This post, “Current recovery great for profits, poor by most other measures,” by Josh Bivens at the Economic Policy Institute, speaks for itself:
Recent data regarding fourth quarter (2006) growth in U.S. gross domestic product (GDP) allows us to examine how the current recovery, now entering its fifth year, stacks up against the five other recoveries since World War II that lasted as long. This assessment can shed light on the effectiveness of macroeconomic policies enacted in the name of improving economic growth.
This much is clear: the current recovery substantially lags the historical average in GDP growth, employment growth, investment in equipment and software, and, with the deflating housing market, even in residential investment.
Conversely, corporate profit growth in the current recovery (despite a 3% dip in the last quarter of 2006) has been more than twice as rapid as in the past.
In short, the current recovery looks weak on all measures except profit growth. As a policy lesson, the large tax cuts of 2001 and 2003, which have had ample time to affect the economy by now, have failed to deliver economic performance that even matches up to the past average.

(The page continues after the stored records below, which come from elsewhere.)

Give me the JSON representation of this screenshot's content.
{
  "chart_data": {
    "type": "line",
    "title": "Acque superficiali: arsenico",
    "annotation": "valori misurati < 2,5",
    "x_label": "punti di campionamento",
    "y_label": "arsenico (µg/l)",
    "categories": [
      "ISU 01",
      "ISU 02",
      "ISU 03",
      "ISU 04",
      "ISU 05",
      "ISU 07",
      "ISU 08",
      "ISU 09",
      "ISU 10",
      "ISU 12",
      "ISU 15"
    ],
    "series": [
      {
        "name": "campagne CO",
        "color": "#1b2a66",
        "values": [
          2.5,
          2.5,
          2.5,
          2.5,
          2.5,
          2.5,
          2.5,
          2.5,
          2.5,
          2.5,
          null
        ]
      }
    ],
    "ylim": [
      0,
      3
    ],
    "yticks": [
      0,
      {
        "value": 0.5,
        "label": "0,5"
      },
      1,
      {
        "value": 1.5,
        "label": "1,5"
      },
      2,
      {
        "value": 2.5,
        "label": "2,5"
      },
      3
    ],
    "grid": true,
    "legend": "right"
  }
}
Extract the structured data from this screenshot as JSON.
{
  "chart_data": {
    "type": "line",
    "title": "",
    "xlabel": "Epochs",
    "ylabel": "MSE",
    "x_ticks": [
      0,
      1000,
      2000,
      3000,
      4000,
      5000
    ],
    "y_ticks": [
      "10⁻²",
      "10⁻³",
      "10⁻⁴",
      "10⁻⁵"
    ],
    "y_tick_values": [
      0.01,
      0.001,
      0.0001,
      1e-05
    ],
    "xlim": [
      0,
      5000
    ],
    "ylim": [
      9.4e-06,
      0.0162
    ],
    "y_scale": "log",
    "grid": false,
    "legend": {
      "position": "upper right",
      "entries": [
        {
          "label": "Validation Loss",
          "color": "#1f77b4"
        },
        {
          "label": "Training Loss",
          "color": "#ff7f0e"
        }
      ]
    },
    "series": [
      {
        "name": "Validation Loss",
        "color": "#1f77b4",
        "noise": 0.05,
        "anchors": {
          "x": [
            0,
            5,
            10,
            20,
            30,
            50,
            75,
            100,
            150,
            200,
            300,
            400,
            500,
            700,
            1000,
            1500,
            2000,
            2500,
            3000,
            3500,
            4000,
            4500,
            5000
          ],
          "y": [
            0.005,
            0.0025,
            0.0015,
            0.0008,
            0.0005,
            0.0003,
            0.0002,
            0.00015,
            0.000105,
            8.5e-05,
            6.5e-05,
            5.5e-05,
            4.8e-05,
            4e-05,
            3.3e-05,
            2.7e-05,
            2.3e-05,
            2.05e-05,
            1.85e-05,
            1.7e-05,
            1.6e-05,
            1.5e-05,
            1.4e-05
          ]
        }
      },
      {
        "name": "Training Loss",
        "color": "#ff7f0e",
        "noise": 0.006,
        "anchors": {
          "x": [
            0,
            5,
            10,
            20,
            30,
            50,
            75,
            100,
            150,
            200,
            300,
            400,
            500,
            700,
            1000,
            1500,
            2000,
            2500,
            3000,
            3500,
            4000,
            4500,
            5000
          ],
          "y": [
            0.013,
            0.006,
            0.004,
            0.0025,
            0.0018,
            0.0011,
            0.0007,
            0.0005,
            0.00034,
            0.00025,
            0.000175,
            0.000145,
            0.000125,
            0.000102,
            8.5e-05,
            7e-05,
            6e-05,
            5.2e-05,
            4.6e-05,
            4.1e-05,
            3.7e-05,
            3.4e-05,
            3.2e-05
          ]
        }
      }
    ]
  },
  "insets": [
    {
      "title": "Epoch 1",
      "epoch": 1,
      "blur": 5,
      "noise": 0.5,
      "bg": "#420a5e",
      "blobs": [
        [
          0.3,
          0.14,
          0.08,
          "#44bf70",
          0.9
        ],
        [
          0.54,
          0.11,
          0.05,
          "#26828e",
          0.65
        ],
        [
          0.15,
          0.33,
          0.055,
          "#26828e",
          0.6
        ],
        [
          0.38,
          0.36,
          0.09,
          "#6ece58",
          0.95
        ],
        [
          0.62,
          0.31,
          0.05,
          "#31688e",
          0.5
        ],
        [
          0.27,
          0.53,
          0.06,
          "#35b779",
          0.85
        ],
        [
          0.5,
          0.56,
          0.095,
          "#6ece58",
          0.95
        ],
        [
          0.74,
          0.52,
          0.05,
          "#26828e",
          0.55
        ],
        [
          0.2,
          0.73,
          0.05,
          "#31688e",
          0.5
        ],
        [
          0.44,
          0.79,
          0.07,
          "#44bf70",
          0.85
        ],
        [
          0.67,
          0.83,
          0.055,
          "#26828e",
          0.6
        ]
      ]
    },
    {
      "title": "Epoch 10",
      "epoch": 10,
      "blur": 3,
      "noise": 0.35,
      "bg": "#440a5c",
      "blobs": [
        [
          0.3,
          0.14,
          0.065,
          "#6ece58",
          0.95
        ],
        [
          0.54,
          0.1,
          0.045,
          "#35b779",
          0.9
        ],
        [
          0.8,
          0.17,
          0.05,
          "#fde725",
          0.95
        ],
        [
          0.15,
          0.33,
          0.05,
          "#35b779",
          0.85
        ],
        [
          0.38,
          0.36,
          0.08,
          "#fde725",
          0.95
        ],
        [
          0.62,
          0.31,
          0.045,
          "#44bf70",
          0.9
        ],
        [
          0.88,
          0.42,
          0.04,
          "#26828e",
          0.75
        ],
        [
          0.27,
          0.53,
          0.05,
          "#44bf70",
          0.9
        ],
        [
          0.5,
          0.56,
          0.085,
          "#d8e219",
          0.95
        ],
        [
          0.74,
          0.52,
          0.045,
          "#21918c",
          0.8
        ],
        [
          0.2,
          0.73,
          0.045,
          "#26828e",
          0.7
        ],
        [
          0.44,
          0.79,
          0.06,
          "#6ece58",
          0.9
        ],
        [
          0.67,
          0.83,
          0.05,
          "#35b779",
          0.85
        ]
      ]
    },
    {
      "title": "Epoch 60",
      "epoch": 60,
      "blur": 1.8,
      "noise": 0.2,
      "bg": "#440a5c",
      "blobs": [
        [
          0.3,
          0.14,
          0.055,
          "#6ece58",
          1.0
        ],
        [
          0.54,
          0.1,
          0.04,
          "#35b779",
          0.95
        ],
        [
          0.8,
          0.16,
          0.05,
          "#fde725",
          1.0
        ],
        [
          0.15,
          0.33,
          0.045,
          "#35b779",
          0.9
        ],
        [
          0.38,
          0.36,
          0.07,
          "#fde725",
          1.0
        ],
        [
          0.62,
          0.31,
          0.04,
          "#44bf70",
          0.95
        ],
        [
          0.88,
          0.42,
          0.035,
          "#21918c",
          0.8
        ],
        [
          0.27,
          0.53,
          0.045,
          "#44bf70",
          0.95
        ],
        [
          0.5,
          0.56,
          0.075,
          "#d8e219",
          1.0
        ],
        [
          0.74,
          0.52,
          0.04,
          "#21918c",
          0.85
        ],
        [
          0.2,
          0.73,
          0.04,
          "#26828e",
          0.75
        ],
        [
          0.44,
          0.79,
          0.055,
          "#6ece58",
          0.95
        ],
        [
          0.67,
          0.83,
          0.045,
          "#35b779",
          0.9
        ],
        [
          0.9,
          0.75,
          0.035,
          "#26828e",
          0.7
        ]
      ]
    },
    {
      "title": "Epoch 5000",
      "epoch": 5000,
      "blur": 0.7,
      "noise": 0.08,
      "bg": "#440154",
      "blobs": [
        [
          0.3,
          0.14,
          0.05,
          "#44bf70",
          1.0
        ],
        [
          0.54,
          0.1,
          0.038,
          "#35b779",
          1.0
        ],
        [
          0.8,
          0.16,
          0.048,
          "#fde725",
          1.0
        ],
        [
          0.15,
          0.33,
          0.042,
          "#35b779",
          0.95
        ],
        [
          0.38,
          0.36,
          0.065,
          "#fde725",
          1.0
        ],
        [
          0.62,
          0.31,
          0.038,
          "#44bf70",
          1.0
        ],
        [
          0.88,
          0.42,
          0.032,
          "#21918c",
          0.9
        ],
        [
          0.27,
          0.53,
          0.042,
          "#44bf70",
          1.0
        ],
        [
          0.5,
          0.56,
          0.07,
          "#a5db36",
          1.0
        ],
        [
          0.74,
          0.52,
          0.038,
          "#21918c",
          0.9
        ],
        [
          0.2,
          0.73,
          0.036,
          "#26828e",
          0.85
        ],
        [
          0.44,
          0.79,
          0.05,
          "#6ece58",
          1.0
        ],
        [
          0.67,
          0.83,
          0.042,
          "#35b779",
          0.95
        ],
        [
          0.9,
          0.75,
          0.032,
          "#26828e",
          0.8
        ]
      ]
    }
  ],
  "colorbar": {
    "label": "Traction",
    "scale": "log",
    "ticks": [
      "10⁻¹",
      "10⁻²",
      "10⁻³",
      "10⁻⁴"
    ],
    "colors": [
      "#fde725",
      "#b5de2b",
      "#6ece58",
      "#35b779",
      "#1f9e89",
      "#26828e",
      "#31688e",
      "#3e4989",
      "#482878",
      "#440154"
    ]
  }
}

Source: Author’s calculations from data taken from the Bureau of Economic Analysis (BEA), National Income and Product Accounts (NIPA), and the Bureau of Labor Statistics (BLS).
I submit that there is a causal relationship between the high profit growth and the lagging performance in other areas. Companies have been obsessed with profits, and have resorted to extremes in cost-cutting to achieve them. That in turn means they have been reluctant to invest in the things that produce growth: staff, equipment, marketing, R&D, which results in lower GDP growth. Workers, who see that employment is more tenuous and new jobs harder to come by than in the past, are more cautious about residential investment.